Ford, which owns all of Hertz's stock, registered to spin off the company in a public stock offering in June as part of the car company's efforts to raise cash and pare down its debt. But corporate buyout firms immediately stepped in with offers to buy Hertz outright from Ford. Leveraged buyout firms are attracted to the car rental business because it has robust cash flow and hard assets that can be borrowed against.
The sources said Ford's board has yet to vote on the offer and could still decide on a public offering of Hertz. In addition, a competing group that includes New York buyout firms Blackstone Group and Thomas H. Lee Partners could make a higher offer.
A spokesman for Ford declined to comment.
Each of the three firms in the Carlyle consortium would put up about $1 billion to finance the purchase. Including the assumption of about $10 billion in Hertz's existing debt, the consortium would have to borrow as much as $13 billion to make the deal. The new debt, technically, would be an obligation of Hertz, which is based in New Jersey and is the largest U.S. car rental company, with $6.7 billion in revenue last year. Hertz earned $365.5 million in 2004, more than double its 2003 profit.
The Carlyle-Clayton-Merrill Lynch offer was reported in yesterday's Wall Street Journal.
A purchase of Hertz would be Carlyle's biggest deal since the firm raised a $7.8 billion fund earlier this year, Carlyle Partners IV. But a deal of that size would likely cause Carlyle to bring in co-investors so that Carlyle IV doesn't put too much of the fund in one investment.

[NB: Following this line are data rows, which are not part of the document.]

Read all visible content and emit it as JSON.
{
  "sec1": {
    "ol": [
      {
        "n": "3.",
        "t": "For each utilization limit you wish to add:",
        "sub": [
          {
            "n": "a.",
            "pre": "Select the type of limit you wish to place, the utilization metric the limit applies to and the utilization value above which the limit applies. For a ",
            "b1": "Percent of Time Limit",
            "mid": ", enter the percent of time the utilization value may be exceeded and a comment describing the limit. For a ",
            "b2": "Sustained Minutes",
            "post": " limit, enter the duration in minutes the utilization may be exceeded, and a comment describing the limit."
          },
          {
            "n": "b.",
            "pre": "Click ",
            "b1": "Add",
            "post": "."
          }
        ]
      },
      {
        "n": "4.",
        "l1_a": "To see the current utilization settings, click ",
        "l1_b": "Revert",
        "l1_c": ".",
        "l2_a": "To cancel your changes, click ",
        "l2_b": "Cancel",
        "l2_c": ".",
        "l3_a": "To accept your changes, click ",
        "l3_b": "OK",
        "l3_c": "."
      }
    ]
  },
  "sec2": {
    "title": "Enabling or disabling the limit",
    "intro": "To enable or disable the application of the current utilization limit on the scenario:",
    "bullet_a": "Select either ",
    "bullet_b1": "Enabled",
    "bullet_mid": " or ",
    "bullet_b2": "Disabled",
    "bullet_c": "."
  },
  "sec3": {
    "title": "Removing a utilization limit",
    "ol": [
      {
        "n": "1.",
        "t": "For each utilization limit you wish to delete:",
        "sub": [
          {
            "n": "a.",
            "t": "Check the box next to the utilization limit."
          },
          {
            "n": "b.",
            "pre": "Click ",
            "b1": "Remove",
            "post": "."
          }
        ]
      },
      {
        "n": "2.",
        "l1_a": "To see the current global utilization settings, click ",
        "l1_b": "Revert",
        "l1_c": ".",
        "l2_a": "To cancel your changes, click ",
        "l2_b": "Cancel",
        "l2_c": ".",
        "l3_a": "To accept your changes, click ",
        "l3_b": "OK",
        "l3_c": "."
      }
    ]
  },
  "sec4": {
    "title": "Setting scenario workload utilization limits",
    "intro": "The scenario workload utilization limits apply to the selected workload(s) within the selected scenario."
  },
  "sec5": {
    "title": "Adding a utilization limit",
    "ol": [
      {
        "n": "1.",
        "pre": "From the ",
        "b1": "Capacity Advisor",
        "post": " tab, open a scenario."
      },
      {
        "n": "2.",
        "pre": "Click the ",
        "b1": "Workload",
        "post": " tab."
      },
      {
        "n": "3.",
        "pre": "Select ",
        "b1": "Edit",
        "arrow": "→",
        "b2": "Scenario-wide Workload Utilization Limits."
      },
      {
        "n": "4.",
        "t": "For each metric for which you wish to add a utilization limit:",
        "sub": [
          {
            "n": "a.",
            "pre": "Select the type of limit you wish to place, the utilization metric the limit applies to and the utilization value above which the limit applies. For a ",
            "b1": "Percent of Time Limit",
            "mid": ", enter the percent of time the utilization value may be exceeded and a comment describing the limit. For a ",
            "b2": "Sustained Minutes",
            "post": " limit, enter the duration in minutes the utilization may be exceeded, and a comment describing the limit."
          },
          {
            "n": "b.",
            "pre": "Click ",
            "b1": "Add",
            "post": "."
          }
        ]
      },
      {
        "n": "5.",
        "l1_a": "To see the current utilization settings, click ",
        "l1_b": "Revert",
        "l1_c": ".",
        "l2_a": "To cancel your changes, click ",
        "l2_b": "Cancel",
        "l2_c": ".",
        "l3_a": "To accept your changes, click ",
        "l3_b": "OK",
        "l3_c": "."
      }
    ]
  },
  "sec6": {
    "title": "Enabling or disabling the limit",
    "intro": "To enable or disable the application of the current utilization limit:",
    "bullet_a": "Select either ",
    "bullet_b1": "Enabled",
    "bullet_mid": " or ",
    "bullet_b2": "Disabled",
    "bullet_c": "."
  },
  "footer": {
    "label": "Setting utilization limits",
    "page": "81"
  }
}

This year is turning out to be one of the most active for leveraged buyouts since the 1980s, when a torrid junk-bond market fueled numerous multibillion-dollar buyouts financed almost entirely with debt. The $25 billion purchase of RJR Nabisco by Kohlberg, Kravis, Roberts in 1988 still ranks as the largest-ever leveraged buyout.
While the use of leverage -- or borrowing as a percentage of the deal's total size -- is lower than it was in the 1980s, pension funds, endowments and wealthy investors have poured money into leveraged buyout funds in recent years. The flow of money has produced several funds of $5 billion or more managed by Carlyle, Blackstone, Warburg Pincus and others. Such funds typically contribute between 5 and 20 percent of their own cash to a deal, borrowing the rest.
Also, buyout funds are teaming together to take on ever larger deals. Last month, a consortium completed an $11.4 billion buyout of Pennsylvania software company SunGard Data Systems Inc., the second-largest buyout after the RJR Nabisco deal. So far this year, according to Bloomberg News, there have been $188 billion worth of disclosed leveraged buyouts, on pace to reach 50 percent more than in 2004.
Separately, Carlyle cleared a major hurdle in its $400 million offer to buy a 24.9 percent stake in China Pacific Life Insurance Co., one of mainland China's largest insurers, when the insurer's parent company approved the deal on Monday. The board approval was reported yesterday in the Wall Street Journal.